I'm probably his closest human relationship
in the world.

- These all have records in 'em, huh?
- Yes.

Those 78s you were talking about?

Yep.

So I got no patience
for Hollywood bullshit.

Well, I -
You know, I can't think in those terms.

I've already got so much of my life wasted
with those people down there.

Animation? Forget it. No.
I'm not interested in it at all.

There hasn't been a decent animated film
made in this country since about 1940.

No, you're not -
Cherry Poptart is an abomination.

Larry Welz is an idiot.
It's gonna be a piece of garbage.

I'm not interested. All right.

So long.

Jesus.

That was a three-way conference call
with this guy Charles Webb...

who's a friend of Dan O'Neill's.

They're putting together
the Cherry Poptart film.

They got on the phone
with some guy in L.A.

Some guy - "Hey! I'm your kind of guy.

Remember Tommy Toilet? I loved it!"

- Jesus.
- They want to make a movie or something?

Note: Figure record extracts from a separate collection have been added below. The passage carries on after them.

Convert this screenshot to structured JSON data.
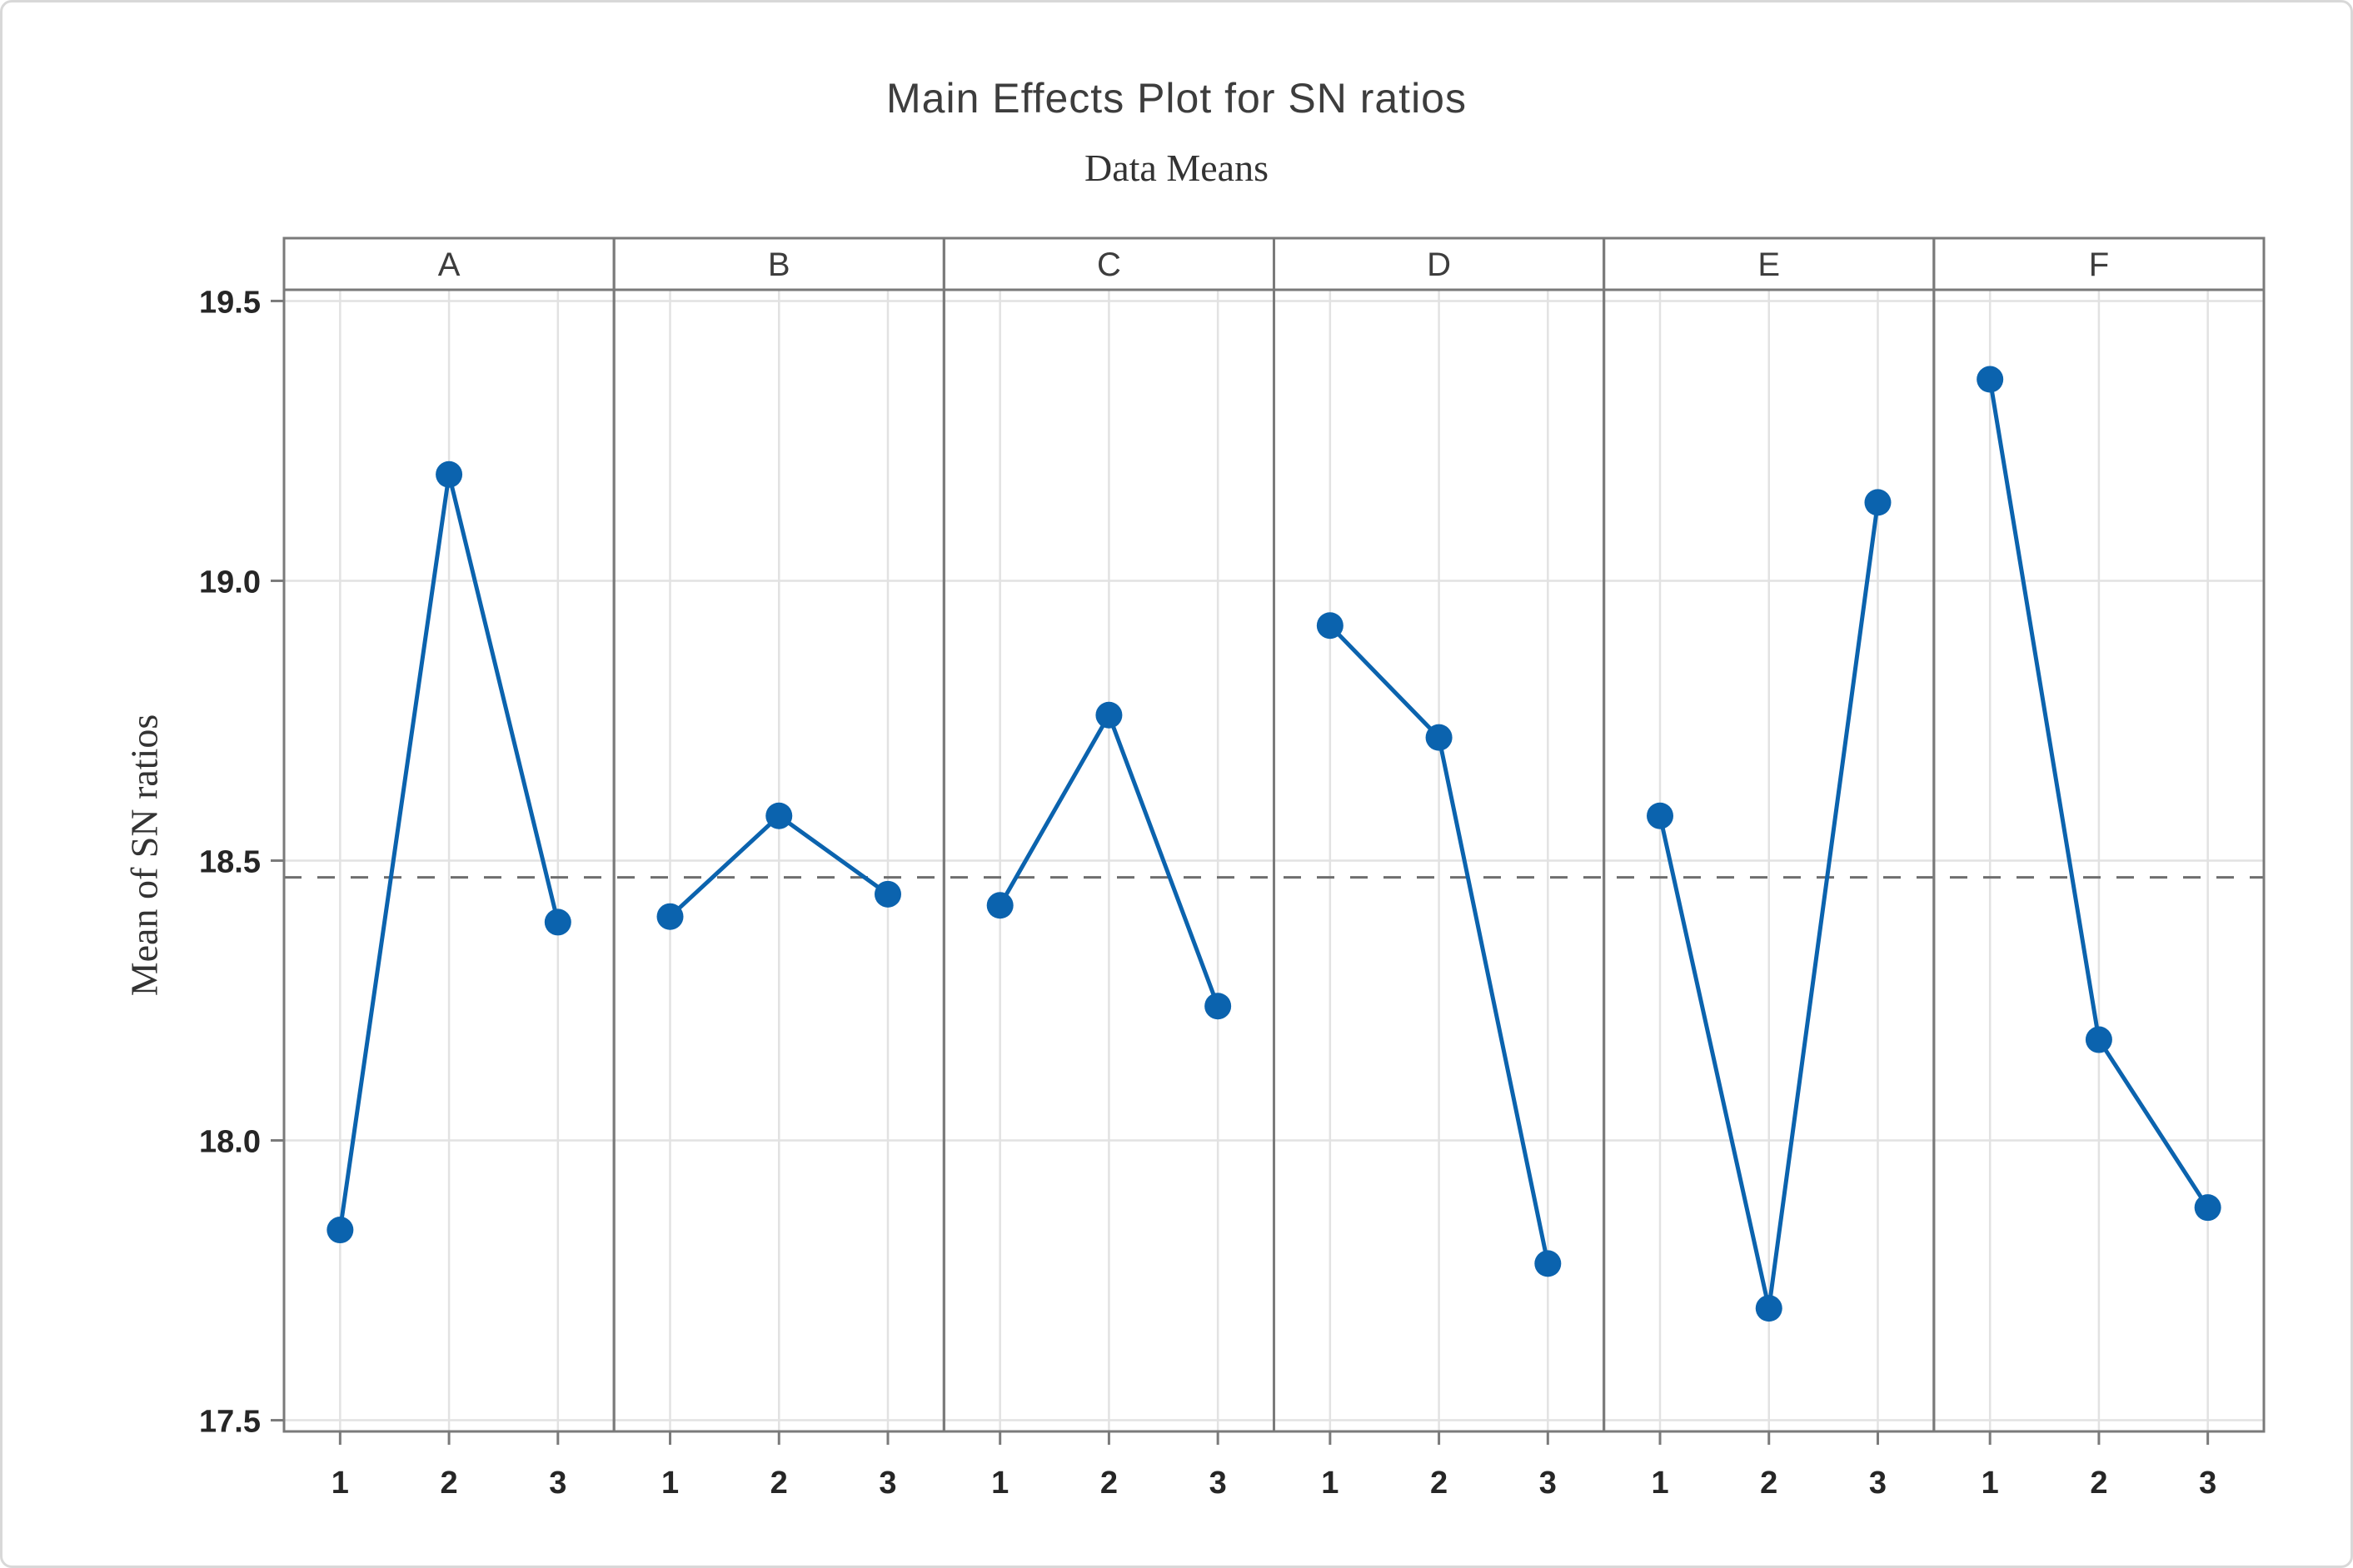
{
  "title": "Main Effects Plot for SN ratios",
  "subtitle": "Data Means",
  "chart_data": {
    "type": "line",
    "title": "Main Effects Plot for SN ratios",
    "subtitle": "Data Means",
    "ylabel": "Mean of SN ratios",
    "panels": [
      "A",
      "B",
      "C",
      "D",
      "E",
      "F"
    ],
    "x_levels": [
      "1",
      "2",
      "3"
    ],
    "series": [
      {
        "name": "A",
        "values": [
          17.84,
          19.19,
          18.39
        ]
      },
      {
        "name": "B",
        "values": [
          18.4,
          18.58,
          18.44
        ]
      },
      {
        "name": "C",
        "values": [
          18.42,
          18.76,
          18.24
        ]
      },
      {
        "name": "D",
        "values": [
          18.92,
          18.72,
          17.78
        ]
      },
      {
        "name": "E",
        "values": [
          18.58,
          17.7,
          19.14
        ]
      },
      {
        "name": "F",
        "values": [
          19.36,
          18.18,
          17.88
        ]
      }
    ],
    "yticks": [
      17.5,
      18.0,
      18.5,
      19.0,
      19.5
    ],
    "ytick_labels": [
      "17.5",
      "18.0",
      "18.5",
      "19.0",
      "19.5"
    ],
    "ylim": [
      17.48,
      19.52
    ],
    "reference_line": 18.47,
    "grid": true,
    "legend": "none",
    "colors": {
      "series": "#0b63ae",
      "reference": "#6e6e6e",
      "grid": "#e2e2e2",
      "frame": "#7a7a7a",
      "panel_text": "#3d3d3d",
      "tick_text": "#262626"
    }
  }
}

A Natural film, of course.

It's a go project.

Jesus.

This is how I felt after that last hell week
of you filming me here.

"How perfectly goddamned delightful
it all is, to be sure. "

When I was a kid, if I ever started
showing any enthusiasm for anything...

by brother Charles would always say...

"How perfectly goddamned delightful
it all is, to be sure. "

Always take the wind out of my sails.

Even though I don't see him often,
whenever I'm with him...

it revives that real keen awareness of that...

of this being very removed
or, you know, extremely separated...

from the rest of humanity
and the world in general...

which I kind of like -
I like that feeling.

"How perfectly
goddamned delightful it all is. "

Fix it, Charles.
Put that towel up the way I had it.

No, first put the towel up.

Watch you don't pull the shade
all the way off the thing.

I won't.

Can't come in
and disrupt people's house like this.

- Where are the babies?
- I don't know. I think the little girl is in my room.